Houk, for instance, claims he was told by Smart Money Mortgage that the interest rate on his WaMu adjustable-rate loan would be one percent for several years. In reality, there was a one percent “teaser rate” for just one month. The next month his rate went up to 7.4 percent—three percentage points higher than his old mortgage. He didn’t realize it for a few months, though, because he was given the option of a “minimum payment,” credit card–style, which he thought was his full payment. By unwittingly paying only the minimum, he was accumulating more debt.
“If I had known what I was getting, I would never have done it,” he says.
The details were, of course, in the paperwork he signed at closing. “It’s 50 pages of paperwork you have to sign in 20 minutes,” says Huelsman, his attorney.

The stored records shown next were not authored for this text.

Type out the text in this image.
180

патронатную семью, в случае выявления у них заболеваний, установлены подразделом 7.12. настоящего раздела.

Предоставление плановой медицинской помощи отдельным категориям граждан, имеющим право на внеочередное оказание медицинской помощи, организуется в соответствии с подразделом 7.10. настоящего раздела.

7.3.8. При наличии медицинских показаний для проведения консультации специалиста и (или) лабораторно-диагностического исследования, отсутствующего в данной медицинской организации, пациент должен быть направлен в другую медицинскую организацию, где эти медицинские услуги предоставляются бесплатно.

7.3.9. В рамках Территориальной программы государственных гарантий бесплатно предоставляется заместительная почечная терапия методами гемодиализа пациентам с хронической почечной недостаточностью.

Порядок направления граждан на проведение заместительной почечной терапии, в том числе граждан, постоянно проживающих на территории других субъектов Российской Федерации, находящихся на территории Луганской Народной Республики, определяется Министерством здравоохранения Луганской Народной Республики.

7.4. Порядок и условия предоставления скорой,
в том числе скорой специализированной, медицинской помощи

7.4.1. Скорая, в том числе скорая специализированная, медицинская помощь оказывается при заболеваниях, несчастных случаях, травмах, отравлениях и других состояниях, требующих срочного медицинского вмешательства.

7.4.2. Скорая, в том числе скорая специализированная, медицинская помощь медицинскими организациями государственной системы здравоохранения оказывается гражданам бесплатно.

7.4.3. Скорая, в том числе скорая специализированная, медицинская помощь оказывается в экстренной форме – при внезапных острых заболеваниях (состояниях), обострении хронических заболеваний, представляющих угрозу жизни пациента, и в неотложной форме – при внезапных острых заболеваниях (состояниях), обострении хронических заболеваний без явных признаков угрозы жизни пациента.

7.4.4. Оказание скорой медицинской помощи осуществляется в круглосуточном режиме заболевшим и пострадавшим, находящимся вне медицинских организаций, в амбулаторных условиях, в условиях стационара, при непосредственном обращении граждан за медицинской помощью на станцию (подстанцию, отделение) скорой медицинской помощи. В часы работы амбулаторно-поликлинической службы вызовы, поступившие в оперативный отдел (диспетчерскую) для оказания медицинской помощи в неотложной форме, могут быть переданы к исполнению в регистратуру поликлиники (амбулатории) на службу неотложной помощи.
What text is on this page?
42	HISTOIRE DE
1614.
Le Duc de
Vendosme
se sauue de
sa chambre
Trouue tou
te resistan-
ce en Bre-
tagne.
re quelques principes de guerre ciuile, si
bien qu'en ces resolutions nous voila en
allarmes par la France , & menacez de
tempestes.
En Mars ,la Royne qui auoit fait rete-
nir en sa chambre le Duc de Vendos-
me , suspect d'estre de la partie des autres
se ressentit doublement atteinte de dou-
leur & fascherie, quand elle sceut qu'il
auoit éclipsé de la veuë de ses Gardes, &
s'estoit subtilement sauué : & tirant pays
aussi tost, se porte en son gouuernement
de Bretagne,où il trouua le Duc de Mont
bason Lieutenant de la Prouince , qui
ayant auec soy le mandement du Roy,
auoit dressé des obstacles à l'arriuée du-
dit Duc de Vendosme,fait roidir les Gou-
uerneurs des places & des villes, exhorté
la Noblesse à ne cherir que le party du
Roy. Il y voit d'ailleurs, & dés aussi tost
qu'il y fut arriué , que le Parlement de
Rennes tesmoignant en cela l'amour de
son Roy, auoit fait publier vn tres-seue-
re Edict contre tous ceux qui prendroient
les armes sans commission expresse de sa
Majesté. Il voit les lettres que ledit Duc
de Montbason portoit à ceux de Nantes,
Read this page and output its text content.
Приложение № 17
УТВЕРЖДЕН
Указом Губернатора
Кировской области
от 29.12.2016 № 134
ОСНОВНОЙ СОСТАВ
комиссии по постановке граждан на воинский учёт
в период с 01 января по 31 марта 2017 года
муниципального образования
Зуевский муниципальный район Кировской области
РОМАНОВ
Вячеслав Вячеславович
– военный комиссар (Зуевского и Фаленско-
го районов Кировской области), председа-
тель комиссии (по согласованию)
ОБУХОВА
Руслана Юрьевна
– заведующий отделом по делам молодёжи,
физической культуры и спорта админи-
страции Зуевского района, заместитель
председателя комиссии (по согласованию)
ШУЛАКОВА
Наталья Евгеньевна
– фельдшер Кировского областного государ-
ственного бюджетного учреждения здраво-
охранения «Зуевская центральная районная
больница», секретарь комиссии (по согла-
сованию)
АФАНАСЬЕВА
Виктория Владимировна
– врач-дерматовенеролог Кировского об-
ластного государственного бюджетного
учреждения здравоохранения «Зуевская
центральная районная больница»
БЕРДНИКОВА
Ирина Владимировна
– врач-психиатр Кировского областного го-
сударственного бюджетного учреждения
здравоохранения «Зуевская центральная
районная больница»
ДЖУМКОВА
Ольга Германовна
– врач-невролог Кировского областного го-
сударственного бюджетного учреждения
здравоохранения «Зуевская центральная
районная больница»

In legal papers filed before the collapse of the bank, WaMu attributes any losses of Houk and La Russa to “third parties over whom WMB has no control.” Smart Money was one of numerous independent mortgage brokers that WaMu paid to bring it clients and package its loans. Smart Money has not filed a legal response, and it has since gone out of business. Houk, however, says he blames mainly WaMu since it was the one buying these mortgage packages. Indeed, cited in his loan documents, but veiled by ambiguous language, is reference to a $9,500 “yield spread premium.” According to Huelsman and other attorneys, that’s the fee that a lender pays a broker for putting someone into a loan with terms that are onerous for the borrower—such as a higher-than-necessary interest rate—and profitable for the bank.
But the bank no longer has to defend its actions, in this or any other such case. The feds’ takeover, says Huelsman, “allows WaMu essentially to escape any liability.”
Similarly, Leanna and Sary Mao allege they were lied to about their WaMu loan, this time by an employee of the bank. According to their lawsuit and their attorney, John Long, the couple refinanced an apartment complex they owned in Lakewood. They were intending to sell the complex soon, so the details of a “prepayment penalty,” which would require them to pay an extra fee when they settled the loan at the time of sale, were important to them. They claim the loan officer assured them that the penalty would only be one percent of the $3 million loan. In fact, it was 18 percent, and when the Maos sold the building the following year, they received a bill for nearly $600,000. “Knowing they were going to sell, there’s no way anyone with a conscience would have recommended this loan,” Long says.
WaMu’s legal papers say that closing documents signed by the Maos “indicate that the plaintiffs had knowledge of, and acquiesced to, the terms.” It’s up to the feds now to decide if they agree.